Der Rechentrick: Die Mieten waren erst tief, stiegen in der Folge aber steil an. Und das bei Laufzeiten von bis zu dreissig Jahren, wie die PWC-Studie aus dem Jahr 2020 bestätigt. Dank den langen Laufzeiten konnte Signa Bewertungen mit hohen Mietzahlungen erstellen, obwohl diese Mieten damals noch gar nicht flossen. Exemplarisch ist der Fall der teuersten Liegenschaft: dem Globus-Flagship-Warenhaus in Zürich. Der dreissigährige Mietvertrag sieht Zahlungen vor, die von zunächst rund 9,5 Millionen Euro pro Jahr auf später 21,5 Millionen ansteigen. Dieses Muster wird von den effektiv ausgewiesenen Mieteinnahmen bestätigt, die bis 2022 auf 18 Millionen Franken zunahmen. Die Signa-Gruppe wollte sich auf Anfrage nicht zu diesen Zahlen und auch nicht zu anderen Fragen rund um die Immobilienbewertungen äussern.
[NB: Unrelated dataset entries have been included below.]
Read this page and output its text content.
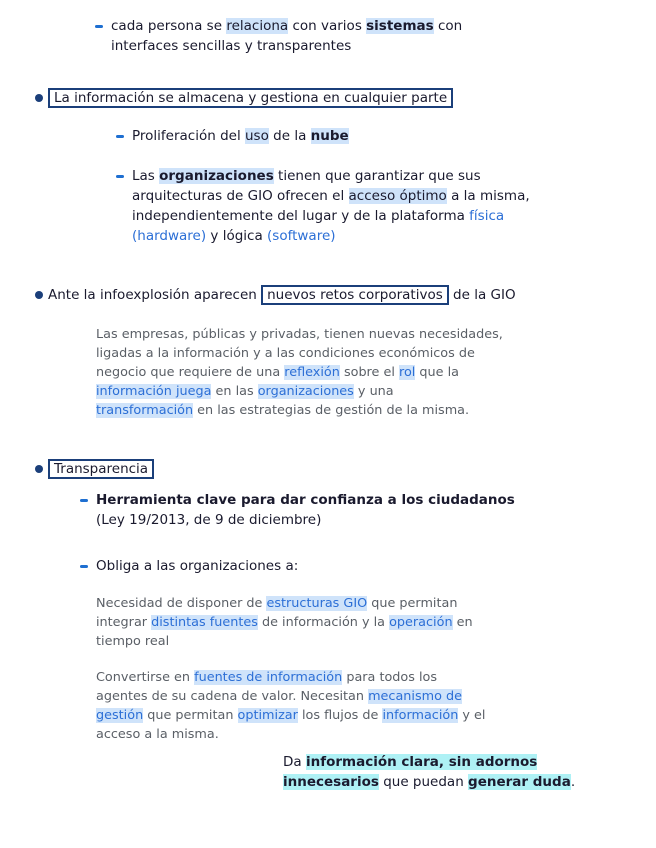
cada persona se relaciona con varios sistemas con
interfaces sencillas y transparentes
La información se almacena y gestiona en cualquier parte
Proliferación del uso de la nube
Las organizaciones tienen que garantizar que sus
arquitecturas de GIO ofrecen el acceso óptimo a la misma,
independientemente del lugar y de la plataforma física
(hardware) y lógica (software)
Ante la infoexplosión aparecen nuevos retos corporativos de la GIO
Las empresas, públicas y privadas, tienen nuevas necesidades,
ligadas a la información y a las condiciones económicos de
negocio que requiere de una reflexión sobre el rol que la
información juega en las organizaciones y una
transformación en las estrategias de gestión de la misma.
Transparencia
Herramienta clave para dar confianza a los ciudadanos
(Ley 19/2013, de 9 de diciembre)
Obliga a las organizaciones a:
Necesidad de disponer de estructuras GIO que permitan
integrar distintas fuentes de información y la operación en
tiempo real
Convertirse en fuentes de información para todos los
agentes de su cadena de valor. Necesitan mecanismo de
gestión que permitan optimizar los flujos de información y el
acceso a la misma.
Da información clara, sin adornos
innecesarios que puedan generar duda.
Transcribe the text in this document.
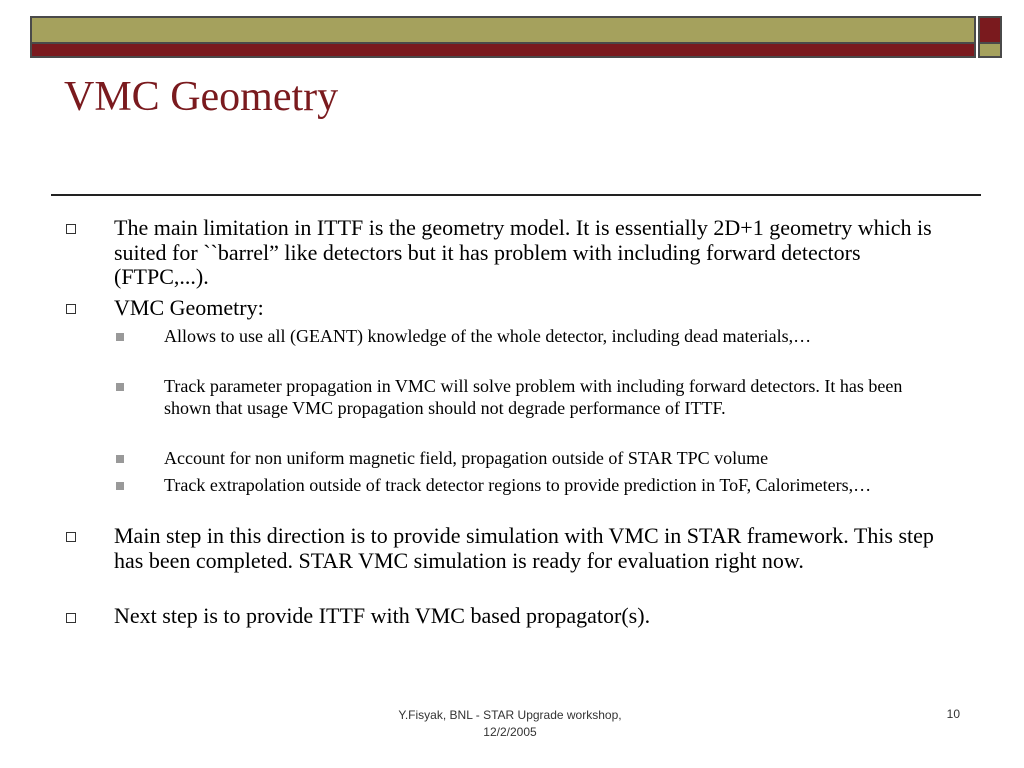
VMC Geometry
The main limitation in ITTF is the geometry model. It is essentially 2D+1 geometry which is suited for ``barrel” like detectors but it has problem with including forward detectors (FTPC,...).
VMC Geometry:
Allows to use all (GEANT) knowledge of the whole detector, including dead materials,…
Track parameter propagation in VMC will solve problem with including forward detectors. It has been shown that usage VMC propagation should not degrade performance of ITTF.
Account for non uniform magnetic field, propagation outside of STAR TPC volume
Track extrapolation outside of track detector regions to provide prediction in ToF, Calorimeters,…
Main step in this direction is to provide simulation with VMC in STAR framework. This step has been completed. STAR VMC simulation is ready for evaluation right now.
Next step is to provide ITTF with VMC based propagator(s).
Y.Fisyak, BNL - STAR Upgrade workshop,
12/2/2005
10
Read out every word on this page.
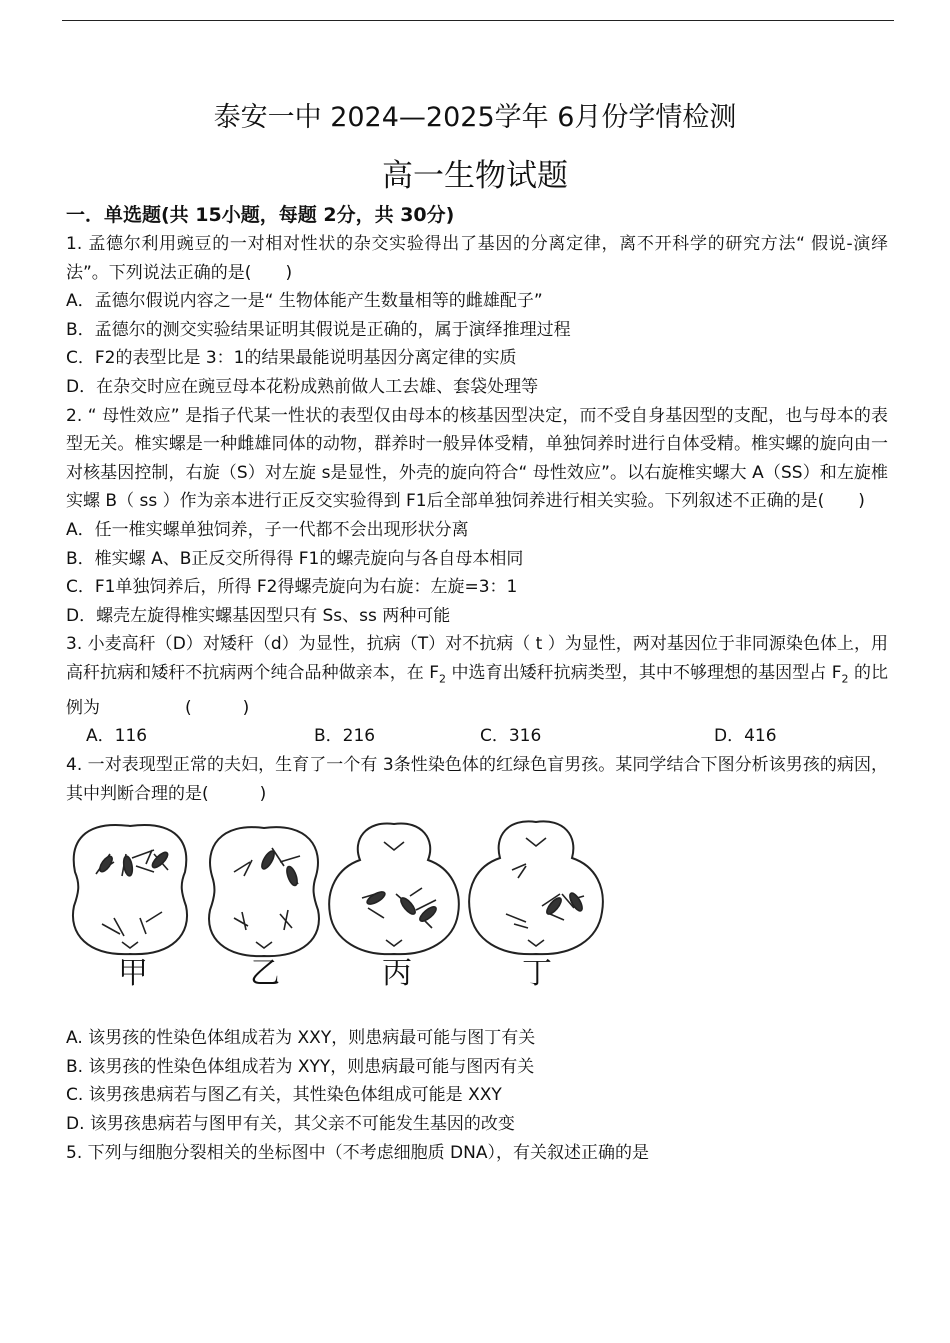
泰安一中 2024—2025学年 6月份学情检测
高一生物试题
一．单选题(共 15小题，每题 2分，共 30分)

1. 孟德尔利用豌豆的一对相对性状的杂交实验得出了基因的分离定律，离不开科学的研究方法“ 假说-演绎法”。下列说法正确的是(　　)

A．孟德尔假说内容之一是“ 生物体能产生数量相等的雌雄配子”

B．孟德尔的测交实验结果证明其假说是正确的，属于演绎推理过程

C．F2的表型比是 3：1的结果最能说明基因分离定律的实质

D．在杂交时应在豌豆母本花粉成熟前做人工去雄、套袋处理等

2. “ 母性效应” 是指子代某一性状的表型仅由母本的核基因型决定，而不受自身基因型的支配，也与母本的表型无关。椎实螺是一种雌雄同体的动物，群养时一般异体受精，单独饲养时进行自体受精。椎实螺的旋向由一对核基因控制，右旋（S）对左旋 s是显性，外壳的旋向符合“ 母性效应”。以右旋椎实螺大 A（SS）和左旋椎实螺 B（ ss ）作为亲本进行正反交实验得到 F1后全部单独饲养进行相关实验。下列叙述不正确的是(　　)

A．任一椎实螺单独饲养，子一代都不会出现形状分离

B．椎实螺 A、B正反交所得得 F1的螺壳旋向与各自母本相同

C．F1单独饲养后，所得 F2得螺壳旋向为右旋：左旋=3：1

D．螺壳左旋得椎实螺基因型只有 Ss、ss 两种可能

3. 小麦高秆（D）对矮秆（d）为显性，抗病（T）对不抗病（ t ）为显性，两对基因位于非同源染色体上，用高秆抗病和矮秆不抗病两个纯合品种做亲本，在 $F_2$ 中选育出矮秆抗病类型，其中不够理想的基因型占 $F_2$ 的比例为　　　　　(　　　)

A．116	B．216	C．316	D．416

4. 一对表现型正常的夫妇，生育了一个有 3条性染色体的红绿色盲男孩。某同学结合下图分析该男孩的病因，其中判断合理的是(　　　)

甲	乙	丙	丁

A. 该男孩的性染色体组成若为 XXY，则患病最可能与图丁有关

B. 该男孩的性染色体组成若为 XYY，则患病最可能与图丙有关

C. 该男孩患病若与图乙有关，其性染色体组成可能是 XXY

D. 该男孩患病若与图甲有关，其父亲不可能发生基因的改变

5. 下列与细胞分裂相关的坐标图中（不考虑细胞质 DNA），有关叙述正确的是
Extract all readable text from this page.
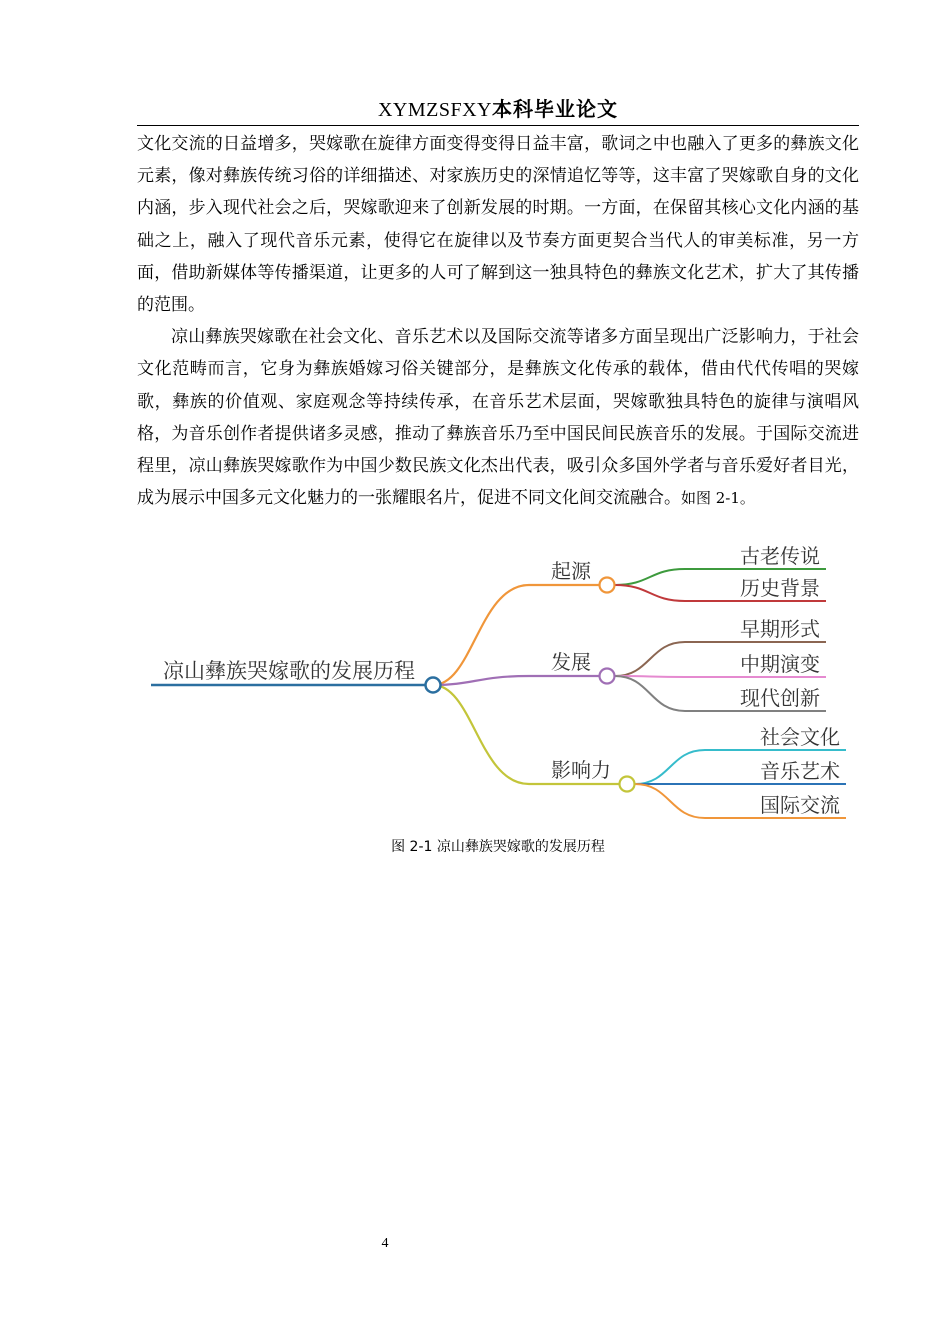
XYMZSFXY本科毕业论文

文化交流的日益增多，哭嫁歌在旋律方面变得变得日益丰富，歌词之中也融入了更多的彝族文化元素，像对彝族传统习俗的详细描述、对家族历史的深情追忆等等，这丰富了哭嫁歌自身的文化内涵，步入现代社会之后，哭嫁歌迎来了创新发展的时期。一方面，在保留其核心文化内涵的基础之上，融入了现代音乐元素，使得它在旋律以及节奏方面更契合当代人的审美标准，另一方面，借助新媒体等传播渠道，让更多的人可了解到这一独具特色的彝族文化艺术，扩大了其传播的范围。

凉山彝族哭嫁歌在社会文化、音乐艺术以及国际交流等诸多方面呈现出广泛影响力，于社会文化范畴而言，它身为彝族婚嫁习俗关键部分，是彝族文化传承的载体，借由代代传唱的哭嫁歌，彝族的价值观、家庭观念等持续传承，在音乐艺术层面，哭嫁歌独具特色的旋律与演唱风格，为音乐创作者提供诸多灵感，推动了彝族音乐乃至中国民间民族音乐的发展。于国际交流进程里，凉山彝族哭嫁歌作为中国少数民族文化杰出代表，吸引众多国外学者与音乐爱好者目光，成为展示中国多元文化魅力的一张耀眼名片，促进不同文化间交流融合。如图 2-1。

凉山彝族哭嫁歌的发展历程
起源
古老传说
历史背景
发展
早期形式
中期演变
现代创新
影响力
社会文化
音乐艺术
国际交流
图 2-1 凉山彝族哭嫁歌的发展历程
4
Und so präsentierte Benko seinen Investoren einen mutmasslichen, auf Mietprojektionen basierenden Marktwert von nicht weniger als 1,3 Milliarden Euro, während die Zürcher Liegenschaft zugleich im internen Jahresbericht mit einem Buchwert von 761 Millionen Franken geführt wurde. Zu Migros-Zeiten war die Bewertung sogar noch tiefer. Die «Handelszeitung» weiss: Vor dem Verkauf schätzte das Beratungsunternehmen Wüest Partner den Wert zuhanden der damaligen Besitzerin auf 550 Millionen Franken. Was ziemlich genau der zuletzt bekannten Hypothekarverschuldung entspricht. Benko hat die Bewertung massiv nach oben getrieben.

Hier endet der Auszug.